Maleachi’s profetie van de oordeelsdag

We hebben het vanmiddag gezongen: Gods is Rechter die het beslist. Die als aller Oppervoogd deze vernederd en die verhoogd. En ja: Hij is het die de boze hoorn, vellen wat Zijn naam bestrijdt, maar verhoogd de hoorn die Hem vreest. Vanmiddag beleden: zal oordelen de levenden en de doden.

Wij vaak: deze dominee, en die. Wat makkelijker. Mensen de hemel in praat of anderen uit. Maar bedenken: God is rechter. In Zijn handen. Verzekerd geloof mogen hebben. Hij is het die de harten en nieren proeft.

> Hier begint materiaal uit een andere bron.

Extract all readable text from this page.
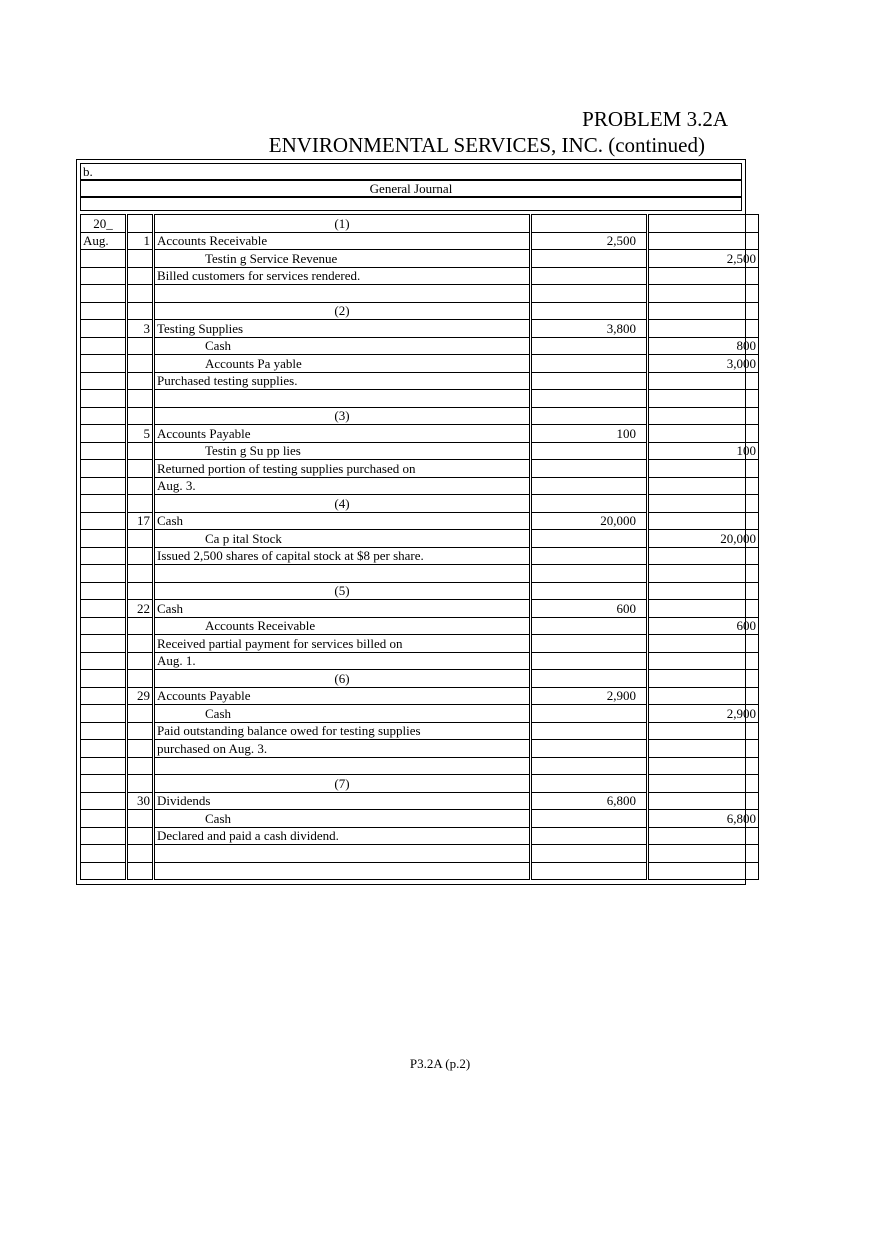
PROBLEM 3.2A
ENVIRONMENTAL SERVICES, INC. (continued)
b.
General Journal
20_		(1)		
Aug.	1	Accounts Receivable	2,500	
		Testin g Service Revenue		2,500
		Billed customers for services rendered.		

		(2)		
	3	Testing Supplies	3,800	
		Cash		800
		Accounts Pa yable		3,000
		Purchased testing supplies.		

		(3)		
	5	Accounts Payable	100	
		Testin g Su pp lies		100
		Returned portion of testing supplies purchased on		
		Aug. 3.		
		(4)		
	17	Cash	20,000	
		Ca p ital Stock		20,000
		Issued 2,500 shares of capital stock at $8 per share.		

		(5)		
	22	Cash	600	
		Accounts Receivable		600
		Received partial payment for services billed on		
		Aug. 1.		
		(6)		
	29	Accounts Payable	2,900	
		Cash		2,900
		Paid outstanding balance owed for testing supplies		
		purchased on Aug. 3.		

		(7)		
	30	Dividends	6,800	
		Cash		6,800
		Declared and paid a cash dividend.		

P3.2A (p.2)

De lofzang van Hanna, 1 Samuël 2. De koningen moesten altijd in opdracht van de Heere zo alles besturen in die orde. David als koning zo een afschaduwing zijn, Salomo ook van de meerdere Salomo. Zo steeds mag in het Oude Testament gewezen worden van Hem die Rechter is van het heelal.

Vers 4-6: ‘[4] Gedenk der wet van Mozes, Mijn knecht, die Ik hem bevolen heb op Horeb aan gans Israël, der inzettingen en rechten. [5] Ziet, Ik zende ulieden den profeet Elia, eer dat die grote en die vreselijke dag des HEEREN komen zal. [6] En hij zal het hart der vaderen tot de kinderen wederbrengen, en het hart der kinderen tot hun vaderen; opdat Ik niet kome, en de aarde met den ban sla’.

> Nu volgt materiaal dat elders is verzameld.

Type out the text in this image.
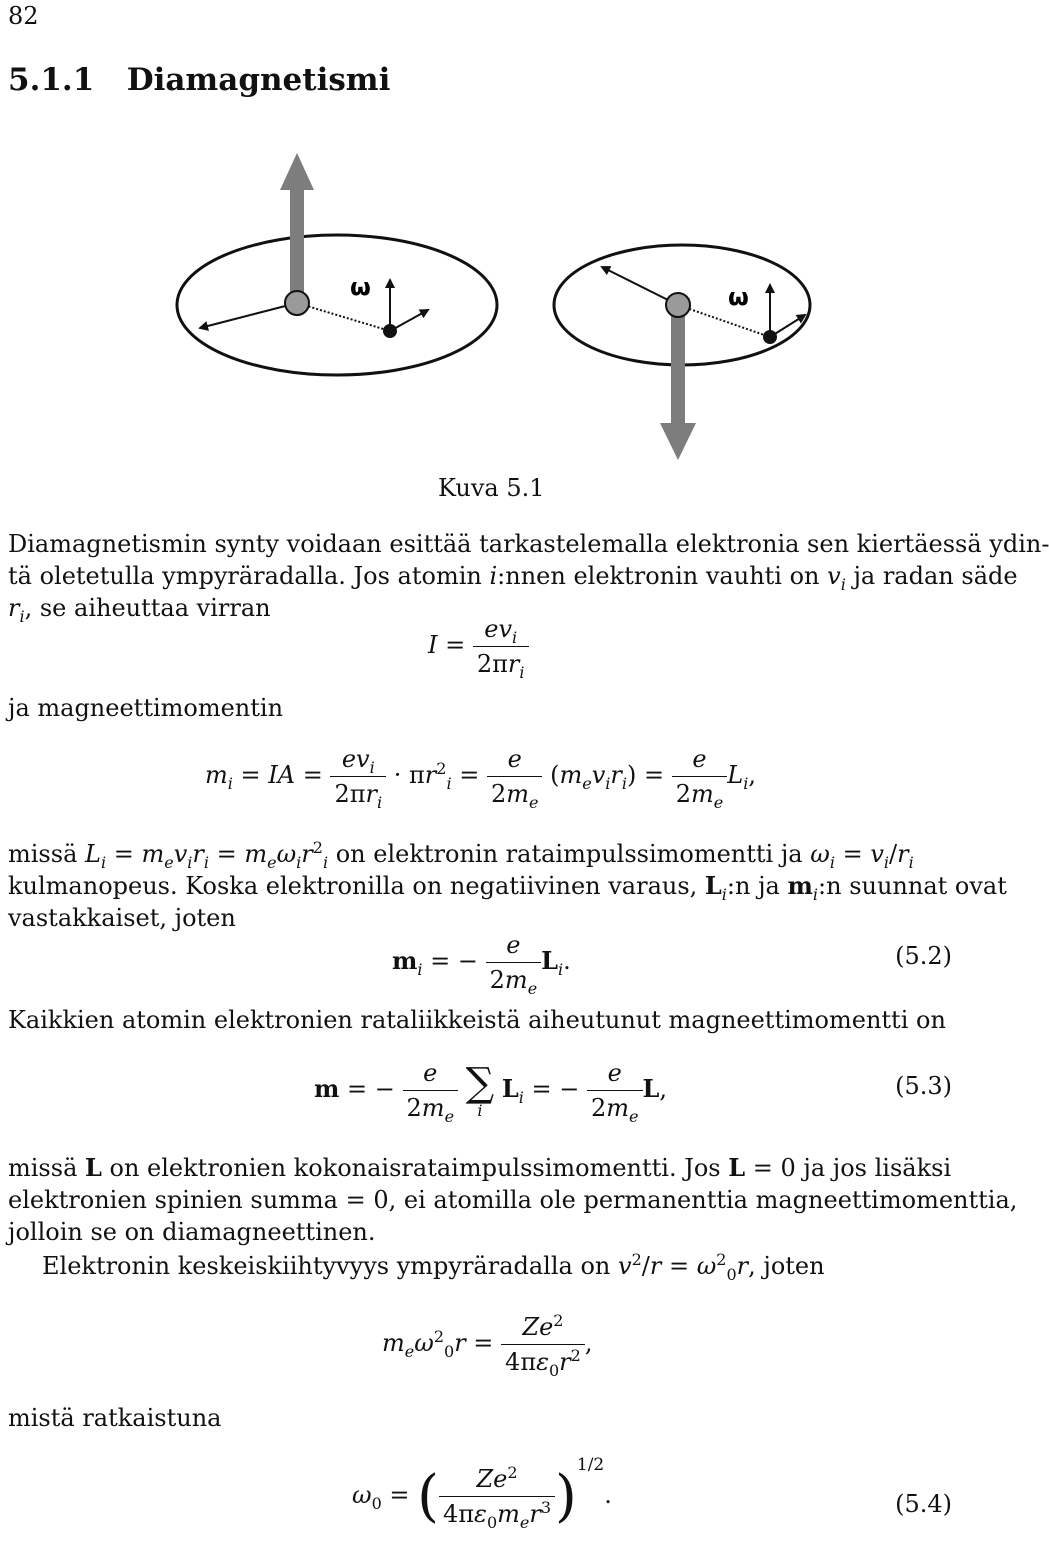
82
5.1.1 Diamagnetismi
ω	ω
Kuva 5.1
Diamagnetismin synty voidaan esittää tarkastelemalla elektronia sen kiertäessä ydin-
tä oletetulla ympyräradalla. Jos atomin i:nnen elektronin vauhti on $v_i$ ja radan säde
$r_i$, se aiheuttaa virran
$I = \frac{ev_i}{2\pi r_i}$
ja magneettimomentin
$m_i$ = IA = $\frac{ev_i}{2\pi r_i} \cdot \pi r^2_i = \frac{e}{2m_e} (m_ev_ir_i) = \frac{e}{2m_e} L_i$,
missä $L_i = m_ev_ir_i = m_e\omega_ir^2_i$ on elektronin rataimpulssimomentti ja $\omega_i = v_i/r_i$
kulmanopeus. Koska elektronilla on negatiivinen varaus, $L_i:n$ ja $m_i:n$ suunnat ovat
vastakkaiset, joten
$m_i$ = − $\frac{e}{2m_e} L_i$.	(5.2)
Kaikkien atomin elektronien rataliikkeistä aiheutunut magneettimomentti on
m = − $\frac{e}{2m_e}$ ∑
i
$L_i$ = − $\frac{e}{2m_e} L$,	(5.3)
missä L on elektronien kokonaisrataimpulssimomentti. Jos L = 0 ja jos lisäksi
elektronien spinien summa = 0, ei atomilla ole permanenttia magneettimomenttia,
jolloin se on diamagneettinen.
Elektronin keskeiskiihtyvyys ympyräradalla on $v^2/r = \omega^2_0r$, joten
$m_e\omega^2_0r = \frac{Ze^2}{4\pi\varepsilon_0r^2}$ ,
mistä ratkaistuna
$\omega_0$ = ( $\frac{Ze^2}{4\pi\varepsilon_0m_er^3} )^{1/2}$.	(5.4)
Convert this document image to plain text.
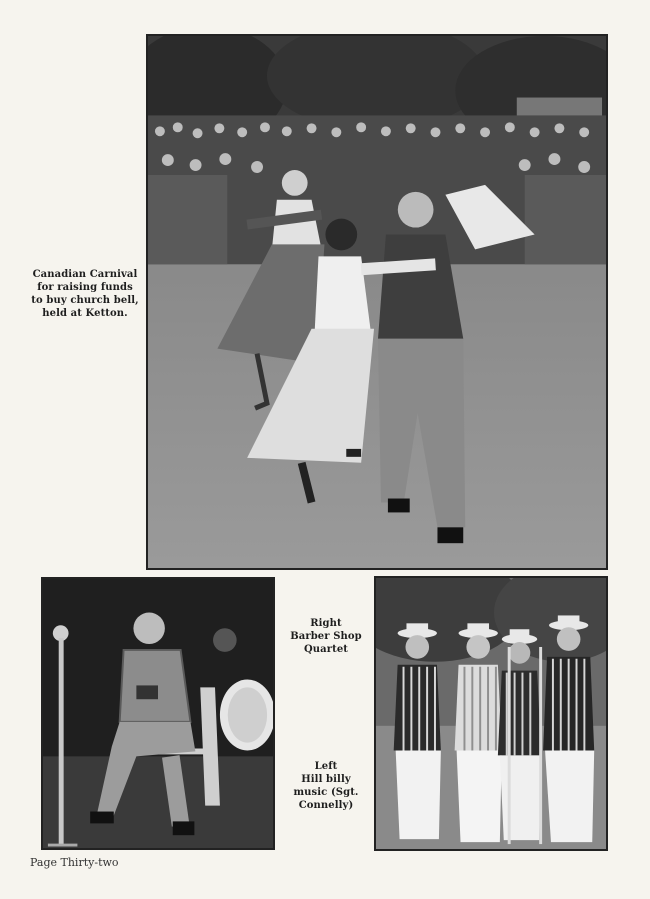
Canadian Carnival
for raising funds
to buy church bell,
held at Ketton.
Right
Barber Shop
Quartet
Left
Hill billy
music (Sgt.
Connelly)
Page Thirty-two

Maleachi’s profetie van de oordeelsdag

  1. De wet des Heeren;
  2. De dag des Heeren;
  3. De ban des Heeren.

1. De wet van de Heere

Wat een verschil hè, jonge mensen vinden jullie ook niet, hoe het Oude Testament eindigt en het Nieuwe Testament. Opdat ik niet kome en de aarde met de ban sla. Amen. En dan kom Heere Jezus Christus. Amen. Als je mag kiezen? Zullen we dat andere maar weglaten? Pas op, mag niet.

Wat is dat met de ban sla? Verbannen. Wegdoen, vervloeken. Geen aangenaam woord. Dat Nieuwe Testament eindigt veel aangenamer. Dan zeg je het een staat toch niet los van het ander. Misschien wel haaks op elkaar staan? Twee zaken die gaan over hetzelfde onderwerp: die oordeelsdag. Die grote en vreselijke dag. Het een kan niet zonder het ander.

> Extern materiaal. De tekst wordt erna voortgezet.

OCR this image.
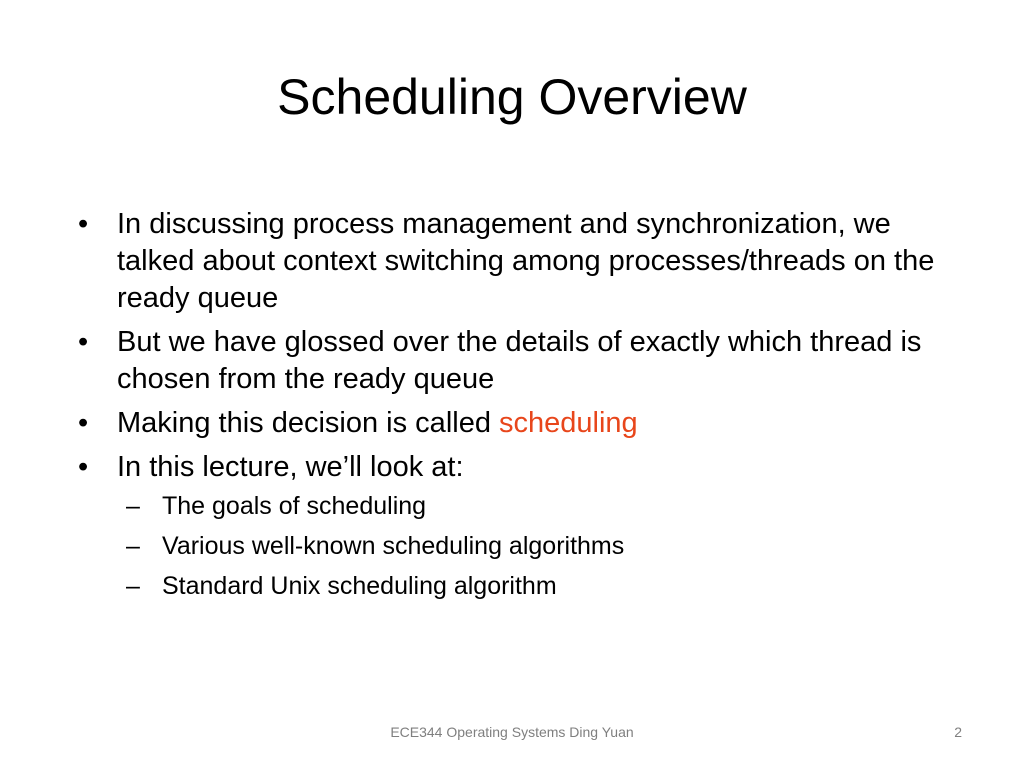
Scheduling Overview
• In discussing process management and synchronization, we talked about context switching among processes/threads on the ready queue
• But we have glossed over the details of exactly which thread is chosen from the ready queue
• Making this decision is called scheduling
• In this lecture, we’ll look at:
– The goals of scheduling
– Various well-known scheduling algorithms
– Standard Unix scheduling algorithm
ECE344 Operating Systems Ding Yuan	2
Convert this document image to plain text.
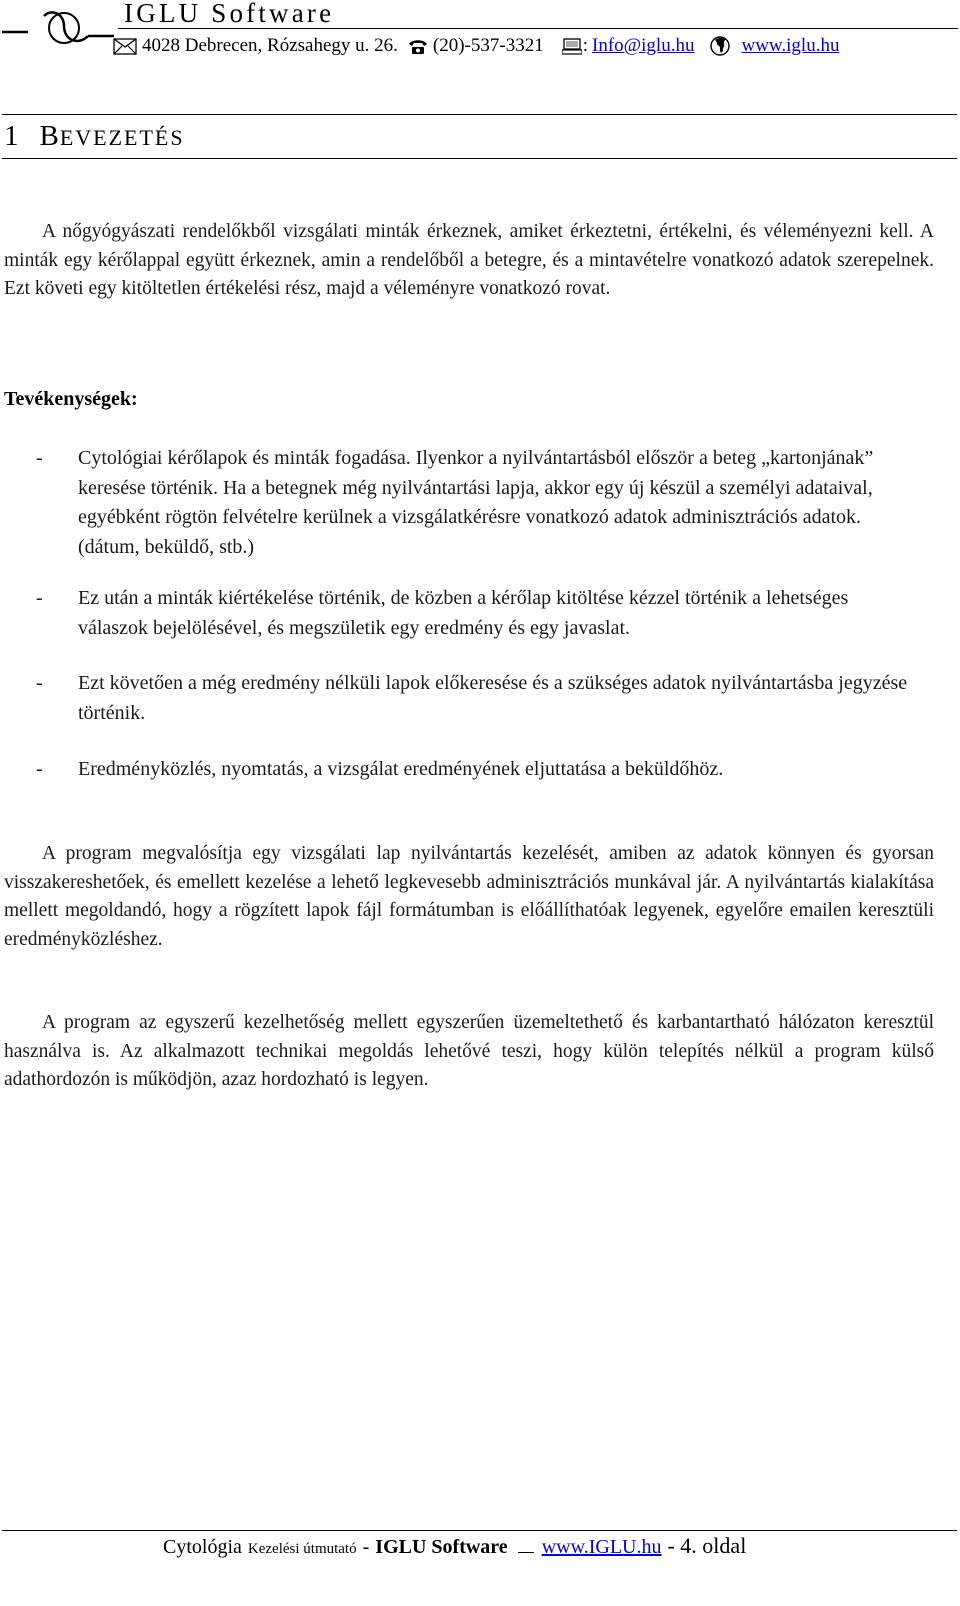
IGLU Software
4028 Debrecen, Rózsahegy u. 26. (20)-537-3321 : Info@iglu.hu www.iglu.hu
1 BEVEZETÉS
A nőgyógyászati rendelőkből vizsgálati minták érkeznek, amiket érkeztetni, értékelni, és véleményezni kell. A minták egy kérőlappal együtt érkeznek, amin a rendelőből a betegre, és a mintavételre vonatkozó adatok szerepelnek. Ezt követi egy kitöltetlen értékelési rész, majd a véleményre vonatkozó rovat.
Tevékenységek:
- Cytológiai kérőlapok és minták fogadása. Ilyenkor a nyilvántartásból először a beteg „kartonjának” keresése történik. Ha a betegnek még nyilvántartási lapja, akkor egy új készül a személyi adataival, egyébként rögtön felvételre kerülnek a vizsgálatkérésre vonatkozó adatok adminisztrációs adatok. (dátum, beküldő, stb.)
- Ez után a minták kiértékelése történik, de közben a kérőlap kitöltése kézzel történik a lehetséges válaszok bejelölésével, és megszületik egy eredmény és egy javaslat.
- Ezt követően a még eredmény nélküli lapok előkeresése és a szükséges adatok nyilvántartásba jegyzése történik.
- Eredményközlés, nyomtatás, a vizsgálat eredményének eljuttatása a beküldőhöz.
A program megvalósítja egy vizsgálati lap nyilvántartás kezelését, amiben az adatok könnyen és gyorsan visszakereshetőek, és emellett kezelése a lehető legkevesebb adminisztrációs munkával jár. A nyilvántartás kialakítása mellett megoldandó, hogy a rögzített lapok fájl formátumban is előállíthatóak legyenek, egyelőre emailen keresztüli eredményközléshez.
A program az egyszerű kezelhetőség mellett egyszerűen üzemeltethető és karbantartható hálózaton keresztül használva is. Az alkalmazott technikai megoldás lehetővé teszi, hogy külön telepítés nélkül a program külső adathordozón is működjön, azaz hordozható is legyen.
Cytológia Kezelési útmutató - IGLU Software www.IGLU.hu - 4. oldal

Tweeërlei uitwerking: als die Rechter gaat komen om te oordelen over de levenden en de doden. Tot gelovige tot eeuwige zegen maar tot de ongelovige en onbekeerde de eeuwige ondergang. Christus de zonne der gerechtigheid.

Nou is het januari en nog niet veel sneeuw gevallen. Bak met sneeuw. En dan de zon schijnt. En dan een bak met modder, met leem. Die sneeuw smelt helemaal weg. En die bak met leem hard geworden. Hard als klei. Tweeërlei uitwerking. Wie door de Zonne der gerechtigheid bestraald is, die smelt weg in God en mag het eeuwig smaken  van Gods goedertierenheden. En dat andere, verhard wordt. Eeuwige ondergang.

Zo mag Maleachi, de laatste profeet van het Oude Testament profeteren. Zo’n 450 jaar voor de komst van Christus. Wat betekent de naam Maleachi? Mijn engel spreekt. Engelen zijn gedienstige geesten. De komst van Christus. Voor die de Heere vreest mag het zijn tot verwarming. Mag je daar iets van weten?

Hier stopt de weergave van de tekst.